Num futuro ao virar da esquina, o mundo abraçou a inteligência artificial e encara aspectos outrora naturais da humanidade, como uma mulher engravidar, ou ter um psicólogo humano, ou ir até uma zona verde para estar em contacto com a natureza, coisas ultrapassadas e até obsoletas. Inseridos nesta realidade estão Rachel (Emilia Clarke) e Alvy (Chiwetel Ejiofor), um jovem casal que está a pensar dar o próximo grande passo de ter um filho. A forma como o vão fazer é que não reúne consenso.
Parece uma premissa curiosa, se bem que em contrapartida com pouca margem para aguentar o nosso interesse durante quase duas horas. E por vezes o que parece… é. Desperta a nossa atenção quando é retratada uma possível projecção da nossa sociedade no futuro, sobretudo sendo essa projecção sustentada em bases firmes do presente. Gradualmente vamos assistindo a uma digitalização das nossas vidas, quanto mais nos for facilitada a vida para nos focarmos em produzir, melhor. É uma chatice ter de tratar da roupa, uma seca tratar das refeições para a semana, frustrante não conseguirmos fazer 4 coisas ao mesmo tempo, tempo esse que é aqui mencionado como figura mística, porque sentimo-lo a passar, mas parece que nunca o temos nem vemos. Em breve fazer o nosso café, mesmo com máquinas que praticamente só nos obrigam a carregar num botão, será antiquado, limpar a casa só para masoquistas e em última instância, residindo aí o cerne da trama do filme, carregar um bebé na própria barriga durante 9 meses e lidar com tudo o que isso acarreta física e mentalmente será encarado como uma perda de… lá está, tempo. Não sabemos se será assim o espelho da nossa evolução enquanto espécie neste planeta, mas The Pod Generation seguramente tem uma opinião clara sobre essa possibilidade.
Assuntos que provocam pensamento e discussão são bem-vindos no mundo das artes, as questões são colocadas e não precisam necessariamente de ser respondidas, cada um pode formular a sua resposta pessoal consoante as suas crenças, influências e princípios. Dito isto, The Pod Generation lança o dilema e finca que a sua opinião consiste em mais do que criticar inteligência artificial, criticar o ser humano por se ter desapegado da Natureza. Em cada cena foi encontrada e procurada a oportunidade para apontar o dedo à desumanização do nosso quotidiano, usando os dois protagonistas como portadores de uma sapiência antiga, apesar das divergências entre si reveladas inicialmente. Os absurdos aparentes de algumas situações podem ser interpretados como um aviso para o que arriscamos a ter como banal dentro de umas décadas. Só assim há verdadeiro sentido para a existência desta história, porque juntando todos os capítulos não podemos propriamente dizer que acontece o suficiente no filme para justificar a sua hora e cinquenta minutos de duração.
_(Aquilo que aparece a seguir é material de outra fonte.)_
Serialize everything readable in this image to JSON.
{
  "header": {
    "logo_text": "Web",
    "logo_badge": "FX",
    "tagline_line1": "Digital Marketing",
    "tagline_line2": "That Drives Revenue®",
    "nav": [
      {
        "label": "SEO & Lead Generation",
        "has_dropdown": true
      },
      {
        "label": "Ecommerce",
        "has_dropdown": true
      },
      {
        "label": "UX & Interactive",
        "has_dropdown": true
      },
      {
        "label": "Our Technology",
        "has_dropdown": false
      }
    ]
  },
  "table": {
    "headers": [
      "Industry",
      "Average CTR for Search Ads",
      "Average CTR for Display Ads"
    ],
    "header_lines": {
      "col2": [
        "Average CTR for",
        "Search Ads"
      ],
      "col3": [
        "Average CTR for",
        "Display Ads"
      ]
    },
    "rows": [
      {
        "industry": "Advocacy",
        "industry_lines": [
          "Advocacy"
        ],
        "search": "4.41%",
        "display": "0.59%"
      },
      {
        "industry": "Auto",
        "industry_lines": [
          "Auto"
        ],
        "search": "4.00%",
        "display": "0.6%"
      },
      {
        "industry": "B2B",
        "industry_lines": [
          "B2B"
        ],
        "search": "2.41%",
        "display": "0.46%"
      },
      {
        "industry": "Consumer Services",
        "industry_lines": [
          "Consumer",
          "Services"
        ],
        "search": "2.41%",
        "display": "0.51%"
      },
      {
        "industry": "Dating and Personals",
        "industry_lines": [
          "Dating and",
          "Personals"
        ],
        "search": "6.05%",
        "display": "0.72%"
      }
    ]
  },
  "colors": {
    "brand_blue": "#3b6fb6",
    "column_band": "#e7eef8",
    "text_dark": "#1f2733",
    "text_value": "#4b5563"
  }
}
Emilia Clarke e Chiwetel Ejiofor, sem surpresas, cumprem na perfeição na dinâmica enquanto casal e no ponto de interrogação virtual que lemos nas suas expressões quando confrontados com a nova robotização na forma de pensar da maior parte das pessoas à sua volta, como que avós a sentir que no seu tempo é que era, as pessoas eram mais sérias e íntegras. Fizeram o possível com o que lhes foi dado, não querendo dizer que o argumento sofre de uma ausência total de momentos divertidos e com substância para os actores desfrutarem. Contudo, foi escasso para o que seria desejável com temas tão fortes e controversos.
Vale pela provocação e análise ao presente tentando antecipar o futuro, pois há profundidade no tópico da incremente falta de empatia e, de certa forma, respeito pela nossa essência, pelas nossas origens. Porém, a falta de ambição de Sophie Barthes (realizadora e argumentista) acaba por retirar impacto numa lição de moral que, porventura dada de forma mais arrojada e subtil, tinha potencial para pôr muita gente a abraçar a primeira árvore que encontrasse e a apreciar as pequenas coisas da vida. É difícil alcançar o equilíbrio perfeito entre o que a tecnologia nos pode oferecer para termos melhor qualidade de vida e o que nos pode subtrair em proactividade, criatividade e, em última instância, humanidade. Talvez não seja o ideal termos uma solução atirada para o colo por uma voz neutra a cada problema que surja no horizonte, ainda assim poderá ser extremista presumir, já que inevitavelmente mais tecnologia significará maior distância com quem somos. No final de contas, dependerá sempre do que estabelecemos como prioritário para nós e de quem nos rodeamos. Ou isso, ou em breve podem consultar um profissional de saúde AI que vos dirá o que fazer. Concluo com uma nota positiva para o departamento de arte do filme, que criou com eficácia cenários futuristas credíveis e sem exageros.